Setting is the present. A living room with pictorial wallpaper and mementos, ornaments, photos – a personal shrine which the songs bring to life, observed by live small cameras hidden in objects.
Twilight
The singer (S) and actor (A) beside each other on a sofa, wallpaper behind. The rays of a setting sun fall through a window, finding the actor who sleeps. The singer reaches out and touches them.
S surveys objects on shelves, mantelpiece, TV, windowsill – derived from images in the song – two china birds, a painted plate depicting sunset.
Musical transition. S stands, sensing something behind her, and turns. The wallpaper reads as a landscape.
Spring
S looks at the sleeping figure, then at drawings of them entwined, and the story of their youthful obsession.

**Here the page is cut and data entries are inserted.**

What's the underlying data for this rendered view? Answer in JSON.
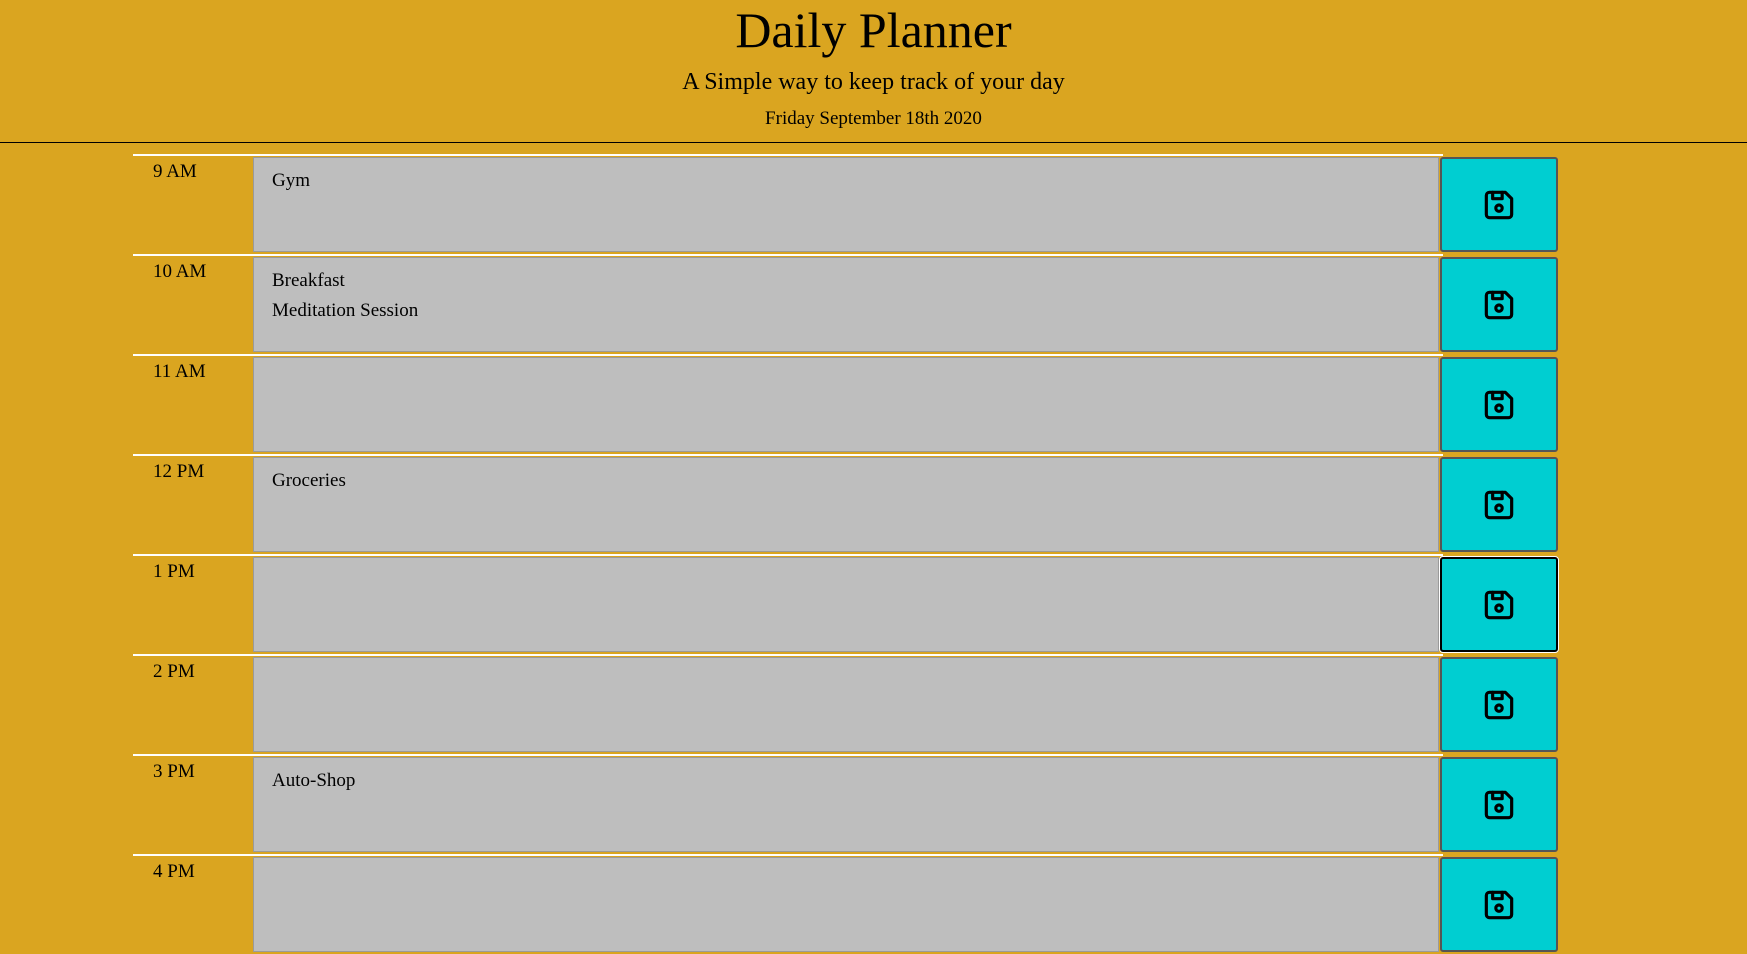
{
  "header": {
    "title": "Daily Planner",
    "subtitle": "A Simple way to keep track of your day",
    "date": "Friday September 18th 2020"
  },
  "colors": {
    "background": "#DAA520",
    "task_background": "#BEBEBE",
    "save_button": "#00CED1"
  },
  "rows": [
    {
      "hour": "9 AM",
      "task": "Gym",
      "save_icon": "floppy-disk-icon"
    },
    {
      "hour": "10 AM",
      "task": "Breakfast\nMeditation Session",
      "save_icon": "floppy-disk-icon"
    },
    {
      "hour": "11 AM",
      "task": "",
      "save_icon": "floppy-disk-icon"
    },
    {
      "hour": "12 PM",
      "task": "Groceries",
      "save_icon": "floppy-disk-icon"
    },
    {
      "hour": "1 PM",
      "task": "",
      "save_icon": "floppy-disk-icon"
    },
    {
      "hour": "2 PM",
      "task": "",
      "save_icon": "floppy-disk-icon"
    },
    {
      "hour": "3 PM",
      "task": "Auto-Shop",
      "save_icon": "floppy-disk-icon"
    },
    {
      "hour": "4 PM",
      "task": "",
      "save_icon": "floppy-disk-icon"
    }
  ]
}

S attention switches, gathering small things in the room together in pairs and clusters, making ‘couples’ and ‘families’ of objects, photos, plants in pots.
This aligns with cameras to create a scene like an ornamental garden.
A wakes.
September
S appears to enter ‘garden’, placing the two china birds on a bird table. The image is elaborated in the song – a late summer garden beginning to ripen and fade.
A photo of this garden, this time with the younger couple in it, sitting on a bench. The old actor beholds the younger couple, who returns the gaze.
Sleep
S encourages A to stand. Hand in hand they see the surfaces of the room, with its pictorial wallpaper, gently fall away – revealing a more distant view of the same unfolding wallpaper horizon, on another surface.
They look at each other, then back to the view. Now they/we see drawn versions of themselves as they are now, and will be, placed at ever more remote points in a still landscape, until the last, tiniest figures appear to be at the top of a remote hill, at sunset.
END
This envisages a mostly B/W visuality in projections, using colour only sparingly.